Data captured before the decision
The Wave 3a explorer collected:
- post-Wave-2 measured
primaryRasterSsePxMaxat every existing scenario's final camera pose - altitude-vs-raster-SSE curve for z=5 (the deepest current LOD)
- altitude below which z=5 fails the 6 px target (~226 km clearance for the continent-lod6 fixture's tile sizing)
What the explorer did NOT collect:
- generator cost to add z=6 and z=7 (storage size, decode cost, upload bytes)
- visual quality delta between the current 30 px raster SSE and a hypothetical 6 px raster SSE at the same camera pose (i.e. is the difference visually obvious in a real-browser screenshot, or is the 6 px target itself conservatively chosen?)
- UX impact of moving the camera floor from 60 km to 226 km. This became less important once the user chose the deeper-ladder route.
Later implementation waves still need real generator/viewer cost evidence for z6/z7 before accepting the implementation: storage growth, decode/upload cost, streaming behaviour, scenario runtime, and fresh browser screenshots. PROC does not produce that evidence.

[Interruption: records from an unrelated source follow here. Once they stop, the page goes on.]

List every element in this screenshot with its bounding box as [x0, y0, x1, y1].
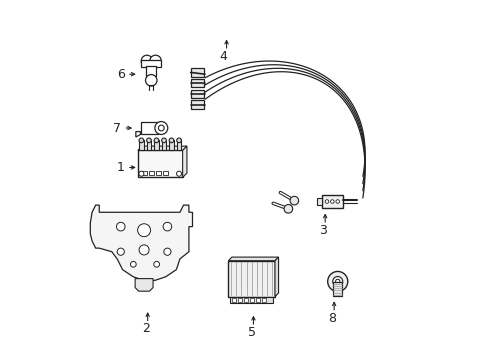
- Bar: [163, 171, 168, 175]
- Circle shape: [154, 138, 159, 143]
- Circle shape: [153, 261, 159, 267]
- Bar: [142, 171, 146, 175]
- Bar: [169, 140, 174, 150]
- Polygon shape: [182, 146, 186, 177]
- Bar: [228, 261, 274, 297]
- Bar: [250, 298, 253, 302]
- Bar: [154, 140, 159, 150]
- Bar: [146, 140, 151, 150]
- Bar: [244, 298, 247, 302]
- Circle shape: [335, 279, 339, 284]
- Text: 2: 2: [142, 322, 149, 335]
- Bar: [262, 298, 265, 302]
- Bar: [256, 298, 260, 302]
- Circle shape: [330, 200, 333, 203]
- Circle shape: [327, 271, 347, 292]
- Circle shape: [139, 171, 143, 176]
- Bar: [321, 195, 343, 208]
- Text: 5: 5: [247, 326, 255, 339]
- Circle shape: [117, 248, 124, 255]
- Circle shape: [176, 138, 181, 143]
- Polygon shape: [90, 205, 192, 280]
- Bar: [230, 297, 273, 303]
- Polygon shape: [274, 257, 278, 297]
- Circle shape: [137, 224, 150, 237]
- Circle shape: [325, 200, 328, 203]
- Polygon shape: [135, 279, 153, 291]
- Bar: [238, 298, 241, 302]
- Bar: [317, 198, 322, 205]
- Bar: [191, 90, 204, 98]
- Text: 7: 7: [113, 122, 121, 135]
- Bar: [146, 66, 156, 76]
- Circle shape: [116, 222, 125, 231]
- Circle shape: [149, 55, 161, 67]
- Circle shape: [155, 122, 167, 134]
- Circle shape: [141, 55, 152, 67]
- Polygon shape: [136, 132, 140, 137]
- Circle shape: [162, 138, 166, 143]
- Bar: [333, 282, 341, 296]
- Circle shape: [145, 75, 157, 86]
- Bar: [141, 59, 161, 67]
- Circle shape: [176, 171, 181, 176]
- Circle shape: [139, 138, 143, 143]
- Bar: [138, 150, 182, 177]
- Circle shape: [289, 196, 298, 205]
- Bar: [231, 298, 235, 302]
- Bar: [162, 140, 166, 150]
- Bar: [191, 79, 204, 87]
- Bar: [140, 122, 158, 134]
- Circle shape: [284, 204, 292, 213]
- Polygon shape: [228, 257, 278, 261]
- Circle shape: [130, 261, 136, 267]
- Bar: [176, 140, 181, 150]
- Text: 3: 3: [319, 224, 326, 237]
- Text: 4: 4: [219, 50, 226, 63]
- Circle shape: [163, 248, 171, 255]
- Bar: [139, 140, 143, 150]
- Text: 8: 8: [327, 311, 336, 325]
- Polygon shape: [138, 146, 186, 150]
- Circle shape: [146, 138, 151, 143]
- Circle shape: [335, 200, 339, 203]
- Bar: [191, 100, 204, 109]
- Bar: [156, 171, 161, 175]
- Circle shape: [169, 138, 174, 143]
- Bar: [149, 171, 154, 175]
- Bar: [191, 68, 204, 77]
- Text: 6: 6: [117, 68, 124, 81]
- Text: 1: 1: [117, 161, 124, 174]
- Circle shape: [163, 222, 171, 231]
- Circle shape: [139, 245, 149, 255]
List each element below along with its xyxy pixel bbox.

Constraints on the decision
The decision must respect:
- the no-fallback doctrine. Whichever option is chosen, the resolver's protect-set + ancestor walk + sidecar contract from Wave 2 stays intact. Options A and B reduce the camera bands that exercise close-zoom fallback; Option C documents that those bands operate above target but does not weaken the resolver.
- the AAA targets in
.claude/rules/orchestrator-mode.mdandCLAUDE.md. "Never tune parameters as a substitute for architecture" rules out raising either target. - the dev environment. The continent-lod6 fixture and the canonical scenario suite are the reference, not synthetic micro-benchmarks.
MZ implementation notes
- z0 is now a real coarse continent rung (
sample_step = 32) and z1 is the macro-region refinement (sample_step = 16), so z0/z1 are no longer same-sample physical refinements. - z6 (
close-detail) and z7 (settlement-detail) usesample_step = 1pluscloseDetailScale = 8metadata and generatedcloseDetailNormalassets. - The viewer computes raster/detail SSE from generated
rasterSampleSpacingKm; it does not claim close correctness from tile count alone. - Close scenarios now gate
semanticPolicyLoaded,semanticBandEquals: close,primaryZAtLeast: 6,closeDetailScaleMin: 8, andprimaryRasterSsePx <= 6. - Visual baselines are not refreshed by this decision. They may be refreshed only after the new foundation behavior is accepted.
Out of scope for Wave 3b
- The two SSE targets themselves remain locked. Wave 3b decides how to satisfy them across the supported camera envelope, not whether to keep them.
- The role-and-metric telemetry split landed in Wave 3a and is not revisited here.
- The scale-ruler probe redesign landed in Wave 3a and is not revisited here.